Create the Index
So, step one is to create the index for our set of Word documents. To do this, we need to write some code that takes the information from the Word documents and turns them into a searchable index. The only way to do this is by brute force. We’ll have to iterate over each of the Word documents, examing each and converting each into the pieces that Lucene needs to work with when it creates the index.
What are the pieces that Lucene needs to create the index? There are two.
These two abstractions are so key to Lucene that Lucene represents them with two top level Java classes, Document andField. A Document, not to be confused with our actual Word documents, is a Java class that represents a searchable item in Lucene. By searchable item, we mean that a Document is the thing that you find when you search. It’s up to you to create these Documents.
Lucky for us, it’s a pretty clear step from an actual Word document to a Lucene Document. I think anyone would agree that it will be the Word documents that our users will want to find when they conduct a search. This makes our processing rather simple, we will simply create a single Lucene Document for each of our actual Word documents.
Create the Document and its Fields
But how do we do that? It’s actually very easy. First, we make the Document object, with the new operator — nothing more. But at this point the Document is meaningless. We now have to decide what Fields to add to the Document. This is the part where we have to think. A Document is made of any number of Fields, and each Field has a name and a value. That’s all there is to it.

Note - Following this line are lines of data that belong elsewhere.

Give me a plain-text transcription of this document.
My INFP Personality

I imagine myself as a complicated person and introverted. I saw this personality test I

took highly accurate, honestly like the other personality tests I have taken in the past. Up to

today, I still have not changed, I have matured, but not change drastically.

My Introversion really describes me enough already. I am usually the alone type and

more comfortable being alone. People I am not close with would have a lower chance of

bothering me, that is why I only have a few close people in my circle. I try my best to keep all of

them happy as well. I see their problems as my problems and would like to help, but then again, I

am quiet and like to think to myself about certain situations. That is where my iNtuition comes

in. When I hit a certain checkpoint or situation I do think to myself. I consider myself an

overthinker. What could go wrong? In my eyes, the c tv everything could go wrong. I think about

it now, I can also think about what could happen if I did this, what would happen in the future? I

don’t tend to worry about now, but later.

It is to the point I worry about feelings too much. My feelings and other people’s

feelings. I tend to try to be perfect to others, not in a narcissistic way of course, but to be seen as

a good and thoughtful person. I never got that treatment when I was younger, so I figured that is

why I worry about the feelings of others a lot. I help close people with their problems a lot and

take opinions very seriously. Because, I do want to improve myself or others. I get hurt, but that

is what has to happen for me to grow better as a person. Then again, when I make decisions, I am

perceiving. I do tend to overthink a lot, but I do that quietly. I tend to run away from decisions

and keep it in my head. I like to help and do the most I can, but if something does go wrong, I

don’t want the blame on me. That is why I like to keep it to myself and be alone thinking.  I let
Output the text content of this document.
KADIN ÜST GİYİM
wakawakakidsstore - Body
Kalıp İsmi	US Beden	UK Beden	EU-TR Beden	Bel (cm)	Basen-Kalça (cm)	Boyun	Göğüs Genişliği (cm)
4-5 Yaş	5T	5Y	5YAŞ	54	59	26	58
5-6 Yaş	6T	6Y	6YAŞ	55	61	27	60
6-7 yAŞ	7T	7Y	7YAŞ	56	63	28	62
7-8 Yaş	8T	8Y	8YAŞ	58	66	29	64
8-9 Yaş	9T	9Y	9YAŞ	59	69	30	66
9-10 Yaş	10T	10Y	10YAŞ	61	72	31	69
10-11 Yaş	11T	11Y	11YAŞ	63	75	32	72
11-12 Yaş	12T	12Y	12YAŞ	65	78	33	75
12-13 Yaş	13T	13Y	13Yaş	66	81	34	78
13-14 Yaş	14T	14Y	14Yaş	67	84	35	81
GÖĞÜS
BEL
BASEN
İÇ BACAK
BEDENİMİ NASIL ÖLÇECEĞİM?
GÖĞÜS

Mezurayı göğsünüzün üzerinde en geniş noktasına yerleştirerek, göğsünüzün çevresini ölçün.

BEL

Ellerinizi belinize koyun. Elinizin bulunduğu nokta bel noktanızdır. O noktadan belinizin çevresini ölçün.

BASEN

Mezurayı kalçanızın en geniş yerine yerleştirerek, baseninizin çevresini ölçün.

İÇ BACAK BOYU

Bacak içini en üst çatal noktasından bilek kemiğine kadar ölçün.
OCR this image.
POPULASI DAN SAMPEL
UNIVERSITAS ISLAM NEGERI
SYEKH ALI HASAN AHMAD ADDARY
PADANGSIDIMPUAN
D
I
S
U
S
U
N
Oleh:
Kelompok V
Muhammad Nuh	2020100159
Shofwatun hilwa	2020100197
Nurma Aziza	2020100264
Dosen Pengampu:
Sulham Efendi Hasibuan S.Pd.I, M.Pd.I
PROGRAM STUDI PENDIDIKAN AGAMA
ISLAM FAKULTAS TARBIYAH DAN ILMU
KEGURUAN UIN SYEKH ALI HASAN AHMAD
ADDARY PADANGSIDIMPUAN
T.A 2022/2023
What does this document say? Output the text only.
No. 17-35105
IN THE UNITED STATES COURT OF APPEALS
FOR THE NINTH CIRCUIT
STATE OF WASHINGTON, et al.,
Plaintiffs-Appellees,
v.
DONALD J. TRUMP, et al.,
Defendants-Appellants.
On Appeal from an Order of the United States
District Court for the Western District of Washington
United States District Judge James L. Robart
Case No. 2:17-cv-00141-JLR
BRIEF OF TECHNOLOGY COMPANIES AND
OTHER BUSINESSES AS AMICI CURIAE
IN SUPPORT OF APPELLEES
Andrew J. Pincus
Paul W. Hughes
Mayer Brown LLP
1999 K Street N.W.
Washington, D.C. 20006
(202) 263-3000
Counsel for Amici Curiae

Two fields are created almost universally by developers creating Lucene indexes. The most important field will be the “content” field. This the Field that holds the content the Word document for which we are creating the Lucene Document. Bear in mind, the name of the Field is entirely arbitrary, but most people call one of the Fields “content” and they stick the actual content of the real world searchable object, the Word document in our case, into the value of that Field. In essense, a Field is just a name: value pair.
Another very common Field that developers create is the “title” Field. This field’s value will be the title of the Word document. What other information about the Word document might we want to keep in our index. Other common fields are things like “author”, “creation_date”, “keywords”, etc. The identification of the fields that you will need is entirely driven by your business requirements.
So, for each Word document that we want to make searchable, we will have to create a Lucene Document, with Fields such as those we outlined above. Once we have created the Document with those Fields, we then add it the Lucene index writer and ask it to write our Index. That’s it! We now have a searchable index. This is true, but we may have glossed over a couple of Field details. Let’s take a closer look at Fields.
Field Details: Stored or Indexed?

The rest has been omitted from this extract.